The Big Wood River at Lion’s Park in Hailey is between the two diversion points in Innovative Mitigation Solutions’ application for a recharge water right.
Express photo by Roland Lane
A company that would like to divert water from the Big Wood River during high flows to recharge the local aquifer plans to file applications for four more diversions—two from the Big Wood and two from creeks in Adams Gulch and Oregon Gulch.
David Tuthill, manager of Innovative Mitigation Solutions, said his company will file for less than 10 cfs from each new diversion point. Tuthill said he anticipates the applications’ being advertised during the next month in the Idaho Mountain Express—a requirement that must be met before the Idaho Department of Water Resources can consider the applications.
Innovative Mitigation Solutions is owned by Idaho Water Engineering, a company in which Tuthill, a former Department of Water Resources director, is a partner.
The intent of recharging the aquifer is to provide water to groundwater users so they can continue to pump from their wells after a “call” by downstream holders of more senior surface-water rights during times of low water. Such calls to shut off groundwater use have not yet occurred, and the IDWR has stated that “conjunctive management” of groundwater and surface water in the Big Wood River basin will not go into effect until at least 2015. However, those involved anticipate such an occurrence sometime in the near future.
Innovative Mitigation Solutions filed its initial application for 154 cubic feet per second from the Big Wood River in February 2012. Twenty-three protests have been filed with the department in response.
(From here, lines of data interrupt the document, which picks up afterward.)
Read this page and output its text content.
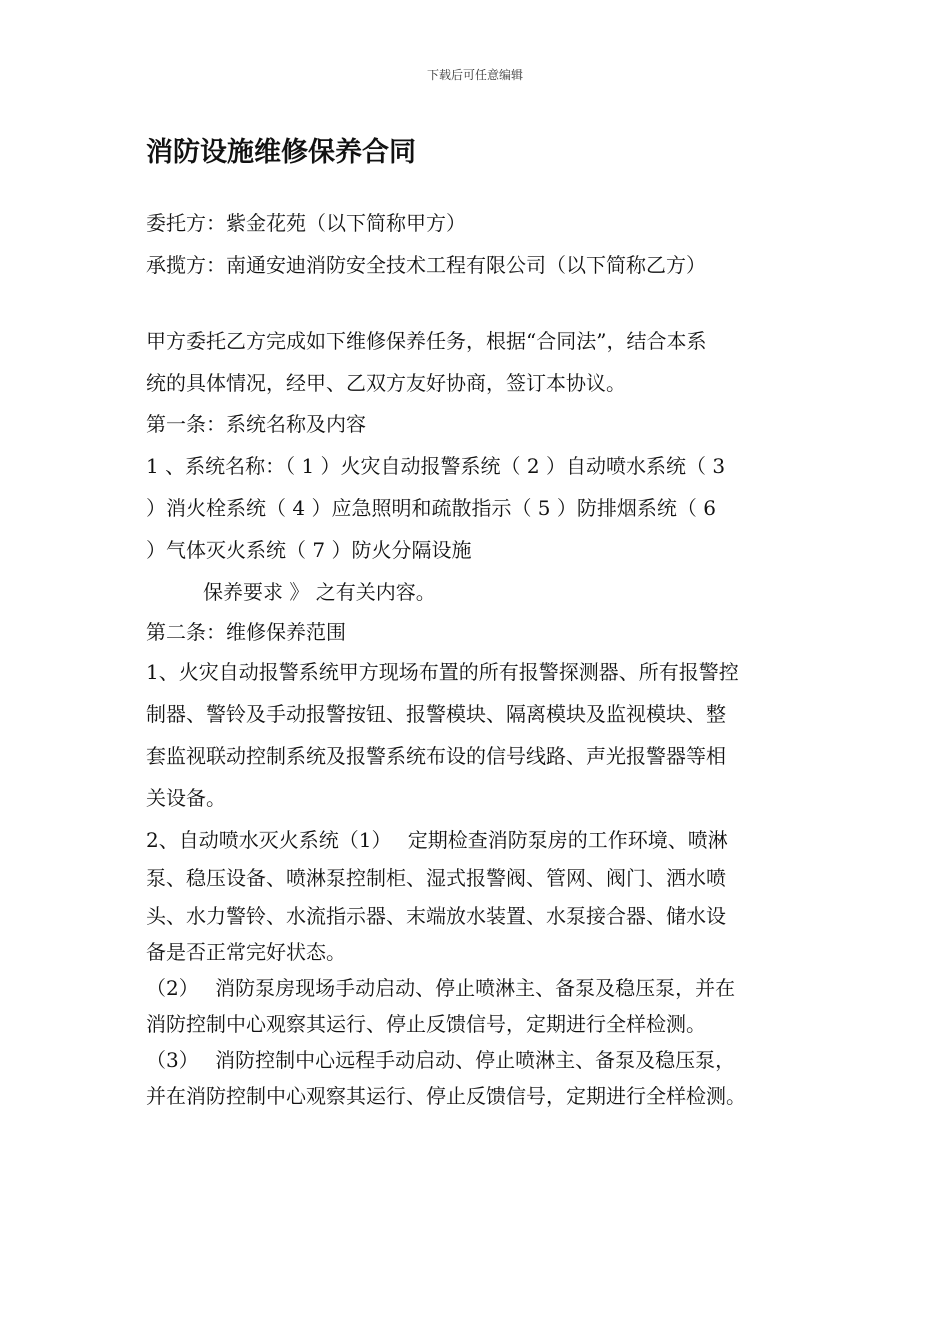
下载后可任意编辑
消防设施维修保养合同
委托方：紫金花苑（以下简称甲方）
承揽方：南通安迪消防安全技术工程有限公司（以下简称乙方）
甲方委托乙方完成如下维修保养任务，根据“合同法”，结合本系
统的具体情况，经甲、乙双方友好协商，签订本协议。
第一条：系统名称及内容
1 、系统名称：（ 1 ）火灾自动报警系统（ 2 ）自动喷水系统（ 3
）消火栓系统（ 4 ）应急照明和疏散指示（ 5 ）防排烟系统（ 6
）气体灭火系统（ 7 ）防火分隔设施
保养要求 》 之有关内容。
第二条：维修保养范围
1、火灾自动报警系统甲方现场布置的所有报警探测器、所有报警控
制器、警铃及手动报警按钮、报警模块、隔离模块及监视模块、整
套监视联动控制系统及报警系统布设的信号线路、声光报警器等相
关设备。
2、自动喷水灭火系统（1）　 定期检查消防泵房的工作环境、喷淋
泵、稳压设备、喷淋泵控制柜、湿式报警阀、管网、阀门、洒水喷
头、水力警铃、水流指示器、末端放水装置、水泵接合器、储水设
备是否正常完好状态。
（2）　 消防泵房现场手动启动、停止喷淋主、备泵及稳压泵，并在
消防控制中心观察其运行、停止反馈信号，定期进行全样检测。
（3）　 消防控制中心远程手动启动、停止喷淋主、备泵及稳压泵，
并在消防控制中心观察其运行、停止反馈信号，定期进行全样检测。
Tuthill said 154 cfs is the volume that can be handled by the originally anticipated diversion points at the Hiawatha and Baseline canals. The application has now replaced the Baseline Canal diversion point with a point at Walker Sand and Gravel south of Bellevue.
The initial application and the anticipated new applications are for year-round rights, though Tuthill said water will be available for such a junior water right only during spring and early summer and occasionally in other seasons following downpours.
He said his company’s plan is to allow the diverted water to seep into the aquifer, and to sign up groundwater users who could file a mitigation plan with the Department of Water Resources in the event of calls by more senior water-right holders. With such a plan, the department could allow the groundwater users to keep pumping from their wells until the recharged water had been used up. Tuthill said his company would monitor that use with oversight from the department.
He said such a process has been used successfully in other states.
Tuthill acknowledged that under current arrangements, no water could be diverted from the Big Wood system during years when Magic Reservoir did not fill. However, he said his company is working on ways to mitigate the Big Wood Canal Co.’s water rights at the reservoir to allow some diversion to occur during those years.
He also said his company would be “mindful” of the 60 cfs instream flow right held by the state for conservation in the Big Wood River.
“We think this is the right thing to do for the valley,” he said.
The protestors disagree. Those filing protests include the Idaho Department of Fish and Game, the BLM, Idaho Rivers United, Idaho Power Co. and Trout Unlimited.
“… [O]ur present understanding of the proposed appropriation suggests it could have substantial adverse effects on the resident fisheries in the Big Wood River,” the Department of Fish and Game’s protest states.
The department expressed concern that less water in the river during high flows could result in less fish habitat and could inhibit the ability of rainbow trout to migrate upstream in the spring.
In a letter to the Department of Water Resources dated Nov. 25, Blaine County Commissioner Larry Schoen suggested that a basinwide groundwater district be formed as an alternative to mitigation efforts undertaken by a private company. The letter states that Innovative Mitigation Solutions’ plan would lead to “expensive conflict among water users vying for scarce, meager and questionable mitigation options, satisfying a minority intermittently (when these flows would be available), while leaving most groundwater users out in the cold.”
Tuthill said he supports formation of a groundwater district, but contended that the mitigation solutions needed are too complex for a district to handle.
Allen Merritt, the Department of Water Resources’ Southern Region director, said he will contact all of the protestors over the next couple of months to schedule a prehearing conference, which would be held before the formal hearing that will grant or deny the application.
“The pre-hearing conference would be to figure out where we are,” he said. “It’s to see if there’s the possibility of some kind of settlement of the issue.”